Thank you for your interest in our study assessing the association between withholding angiotensin receptor blockers (ARBs) in the early postoperative period and 30-day mortality after noncardiac surgery. We agree that the availability of intraoperative indicators would have been an asset to our study. However, due to the complexity of the data structures across the nation for anesthesia record keeping,1,2 intraoperative vital signs are currently unavailable on a national level for research analysis within the Veterans Affairs healthcare system. There are numerous researchers throughout the Veterans Affairs, including the authors of this study, working to enable the analysis of nationwide intraoperative data for research. We look forward to improved modeling once this functionality becomes available. Despite this limitation, we have made our best efforts to adjust for early postoperative sequelae of potentially confounding intraoperative events, and we have accounted for major confounders such as hypotension and blood loss. Both immediate postoperative blood pressure (day of surgery) and blood pressure on postoperative day (POD) 1 are included in the models and are likely stronger determinants of ARB resumption than intraoperative blood pressure because medication resumption is often decided by surgeons or hospitalists on the basis of current status, without regard to previous intraoperative vital signs. Early postoperative creatinine and troponin increases are likewise included in our models and would reflect end-organ consequences of intraoperative hypoperfusion. Blood transfusions on POD 0 to 2 are also incorporated to adjust for significant perioperative bleeding.
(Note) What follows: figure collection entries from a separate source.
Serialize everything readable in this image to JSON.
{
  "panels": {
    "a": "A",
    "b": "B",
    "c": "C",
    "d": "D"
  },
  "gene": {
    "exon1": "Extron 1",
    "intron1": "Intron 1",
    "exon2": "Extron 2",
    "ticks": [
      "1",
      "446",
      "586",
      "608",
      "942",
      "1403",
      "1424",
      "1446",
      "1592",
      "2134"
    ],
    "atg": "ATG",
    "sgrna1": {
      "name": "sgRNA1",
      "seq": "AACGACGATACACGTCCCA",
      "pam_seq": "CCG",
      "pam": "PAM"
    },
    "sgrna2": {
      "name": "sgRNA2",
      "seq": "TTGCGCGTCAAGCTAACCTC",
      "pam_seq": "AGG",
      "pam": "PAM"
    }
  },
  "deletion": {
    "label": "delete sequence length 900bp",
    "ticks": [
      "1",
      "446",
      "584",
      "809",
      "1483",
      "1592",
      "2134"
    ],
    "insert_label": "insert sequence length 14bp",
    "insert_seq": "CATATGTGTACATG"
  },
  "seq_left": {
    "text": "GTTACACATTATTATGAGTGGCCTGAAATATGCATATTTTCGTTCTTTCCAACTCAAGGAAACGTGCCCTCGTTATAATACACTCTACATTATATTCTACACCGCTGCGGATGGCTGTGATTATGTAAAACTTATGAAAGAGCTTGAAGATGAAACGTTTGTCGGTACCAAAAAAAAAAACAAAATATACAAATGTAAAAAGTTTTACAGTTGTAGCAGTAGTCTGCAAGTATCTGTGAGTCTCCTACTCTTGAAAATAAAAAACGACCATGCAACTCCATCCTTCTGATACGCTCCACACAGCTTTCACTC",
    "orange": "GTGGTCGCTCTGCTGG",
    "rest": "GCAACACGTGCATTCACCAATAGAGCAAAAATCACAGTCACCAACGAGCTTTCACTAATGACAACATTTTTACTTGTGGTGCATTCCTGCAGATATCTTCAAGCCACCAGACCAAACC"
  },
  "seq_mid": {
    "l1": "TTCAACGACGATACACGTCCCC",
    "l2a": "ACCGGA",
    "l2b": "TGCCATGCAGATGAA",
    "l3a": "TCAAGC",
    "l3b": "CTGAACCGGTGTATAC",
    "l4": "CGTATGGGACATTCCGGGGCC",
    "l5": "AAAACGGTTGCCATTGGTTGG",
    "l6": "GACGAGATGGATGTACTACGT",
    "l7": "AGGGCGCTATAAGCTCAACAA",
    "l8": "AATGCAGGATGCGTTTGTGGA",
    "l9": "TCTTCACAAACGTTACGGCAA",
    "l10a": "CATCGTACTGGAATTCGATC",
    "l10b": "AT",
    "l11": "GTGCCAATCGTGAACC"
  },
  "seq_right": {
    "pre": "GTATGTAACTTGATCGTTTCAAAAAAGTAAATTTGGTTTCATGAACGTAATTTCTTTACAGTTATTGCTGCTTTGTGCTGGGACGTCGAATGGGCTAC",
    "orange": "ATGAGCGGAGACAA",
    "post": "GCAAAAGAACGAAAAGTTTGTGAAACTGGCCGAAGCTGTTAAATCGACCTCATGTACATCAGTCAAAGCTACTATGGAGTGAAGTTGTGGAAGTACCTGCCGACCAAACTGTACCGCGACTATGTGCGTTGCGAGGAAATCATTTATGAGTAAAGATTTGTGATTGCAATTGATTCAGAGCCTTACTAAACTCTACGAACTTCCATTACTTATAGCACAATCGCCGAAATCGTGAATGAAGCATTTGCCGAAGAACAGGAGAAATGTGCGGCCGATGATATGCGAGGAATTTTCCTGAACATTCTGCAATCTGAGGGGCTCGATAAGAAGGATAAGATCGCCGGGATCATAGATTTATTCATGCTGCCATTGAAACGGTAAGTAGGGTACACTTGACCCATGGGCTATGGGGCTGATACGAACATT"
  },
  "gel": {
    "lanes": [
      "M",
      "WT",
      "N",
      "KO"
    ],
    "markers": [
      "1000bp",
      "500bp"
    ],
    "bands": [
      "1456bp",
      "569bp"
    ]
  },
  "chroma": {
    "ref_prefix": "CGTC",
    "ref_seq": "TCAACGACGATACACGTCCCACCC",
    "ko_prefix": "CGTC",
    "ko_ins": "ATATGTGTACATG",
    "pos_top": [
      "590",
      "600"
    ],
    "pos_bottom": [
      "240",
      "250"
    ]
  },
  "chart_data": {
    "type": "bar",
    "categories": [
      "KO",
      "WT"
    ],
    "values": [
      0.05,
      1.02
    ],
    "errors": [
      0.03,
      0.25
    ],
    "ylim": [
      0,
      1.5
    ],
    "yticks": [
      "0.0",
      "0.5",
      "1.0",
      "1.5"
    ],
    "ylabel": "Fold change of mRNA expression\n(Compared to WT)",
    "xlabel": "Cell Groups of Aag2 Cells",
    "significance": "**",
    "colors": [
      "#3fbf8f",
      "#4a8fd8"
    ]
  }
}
With respect to our intentional exclusion of late postoperative complications from our models, we deliberately did not include complications that occurred after POD 2 because doing so would have resulted in adjusting for possible mediators, leaving us only with the direct effect rather than the total effect.3 We were primarily interested in the total effect of the association between ARB withholding and 30-day postoperative mortality (i.e., all-cause mortality), which composed of both the indirect effects (those mediated by measured postoperative complications) and the direct effects (those mediated by unmeasured factors). Thus, if any of the complications we measured were along the causal pathway to death, adjusting for them would have given us only the direct effect. Adjusting for mediators can be misleading because if we had measured all complications perfectly, we might have adjusted away the entire effect. We illustrate this with a simplified directed acyclic graph,4 which is shown in figure 1. We do agree that early complications (POD 0 to 2) that occurred before the decision to resume ARB could certainly represent confounding by indication,5 and thus, all were initially included in our models as potential confounders. However, due to predetermined model selection criteria, some were not incorporated into the final models. Early postoperative events that were included in the multivariable logistic regression model (on which the propensity score was generated) were increase in creatinine level; increase in troponin level; and new diagnoses of renal failure, sepsis, or cerebral ischemia on POD 0 to 1. We used the change-in-coefficient approach during Cox model selection, so some variables were not selected for inclusion in the model because their addition did not appreciably change the hazard ratio (by 5%); therefore, we do not believe a large degree of residual confounding resulted from their exclusion. Of course, we do mention in our limitations that the complications were often bundled with admissions, discharges, and procedures, and thus, the exact timing of complications compared with ARB restart was not always clear; thus, some residual confounding may still be present.
We hope that in our response we have addressed Dr. Xue’s concerns and fully explained our rationale for dealing with the limitations posed by large administrative data sets.
Dr. Takemoto receives consulting funds from the Durham Veterans Affairs Medical Center, Durham, North Carolina, and receives salary support from the Veterans Health Administration Office of Informatics and Analytics, Washington, D.C. Drs. Lee and Wallace are salaried anesthesiologists at the San Francisco Veterans Affairs Medical Center, San Francisco, California.